In einem am Mittwoch in Paris vorgestellten Bericht über den Fortschritt im Kampf gegen HIV warnt die UNAIDS, dass der aktuelle Entwicklungstand nicht mit den globalen Ambitionen für das Jahr 2020 vereinbar sei. Es müssten umgehend Maßnahmen beschlossen werden, um die Ziele in den nächsten 12 Jahren noch erreichen zu können.
Die Zahl der Neuinfektionen mit HIV ist zwar in den letzten 7 Jahren von 2,2 Millionen auf 1,8 Millionen gefallen, aber das erklärte Ziel liegt bei nur noch 500.000 Neuinfektionen. Dafür muss der Prozess dringend beschleunigt werden.

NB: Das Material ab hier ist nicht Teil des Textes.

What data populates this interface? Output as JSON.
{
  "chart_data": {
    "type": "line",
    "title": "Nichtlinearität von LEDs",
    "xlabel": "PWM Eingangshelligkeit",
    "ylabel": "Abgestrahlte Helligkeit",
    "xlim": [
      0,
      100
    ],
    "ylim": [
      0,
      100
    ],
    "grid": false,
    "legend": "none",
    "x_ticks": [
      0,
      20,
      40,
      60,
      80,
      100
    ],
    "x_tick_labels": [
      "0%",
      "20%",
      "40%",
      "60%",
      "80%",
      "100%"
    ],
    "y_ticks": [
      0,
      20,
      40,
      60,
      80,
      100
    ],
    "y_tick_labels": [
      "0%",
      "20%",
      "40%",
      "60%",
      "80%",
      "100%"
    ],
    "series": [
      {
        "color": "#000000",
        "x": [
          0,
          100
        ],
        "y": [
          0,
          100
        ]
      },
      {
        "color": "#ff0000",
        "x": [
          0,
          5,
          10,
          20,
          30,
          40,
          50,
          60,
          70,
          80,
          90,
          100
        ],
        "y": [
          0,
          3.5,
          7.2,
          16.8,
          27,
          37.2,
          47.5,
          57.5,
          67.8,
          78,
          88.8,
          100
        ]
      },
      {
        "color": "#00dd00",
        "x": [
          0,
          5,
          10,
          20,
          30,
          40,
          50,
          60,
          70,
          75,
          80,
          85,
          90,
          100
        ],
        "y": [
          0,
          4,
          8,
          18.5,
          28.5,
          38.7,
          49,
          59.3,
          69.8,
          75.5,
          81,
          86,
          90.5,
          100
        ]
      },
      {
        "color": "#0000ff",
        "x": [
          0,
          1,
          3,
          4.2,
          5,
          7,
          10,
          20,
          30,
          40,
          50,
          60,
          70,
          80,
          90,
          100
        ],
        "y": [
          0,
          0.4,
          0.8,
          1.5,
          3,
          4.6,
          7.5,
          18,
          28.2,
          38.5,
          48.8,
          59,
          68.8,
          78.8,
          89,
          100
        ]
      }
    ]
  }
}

Bemerkenswert ist auch, dass, während die Zahl der Neuinfektionen in Afrika seit 2010 um 30% gesunken ist, neue Problemregionen in den Vordergrund treten. In den letzten 20 Jahren hat sich in Osteuropa und Zentralasien die Zahl der Neuinfektionen verdoppelt und im mittleren Osten und Nordafrika sind die Zahlen um ein Viertel gestiegen.
Auch die Ziele in den Bereichen Todesfälle durch Aidserkrankung und Anzahl an Neupatienten, die Zugang zu einer medikamentösen Behandlung haben, können mit den aktuellen Abnahmeraten nicht rechtzeitig erreicht werden.
Die Schwächsten bleiben auf der Strecke
Tragisch ist insbesondere die Entwicklung bei Kindern: Die Neuinfektionsrate ist in den letzten 2 Jahren nur um 8% gesunken. Obwohl 80% der Schwangeren, die mit HIV leben, Zugang zu antiretroviralen Medikamenten hat, bieten sowohl die Geburt selbst, als auch das Stillen die Gefahr, sich zu infizieren.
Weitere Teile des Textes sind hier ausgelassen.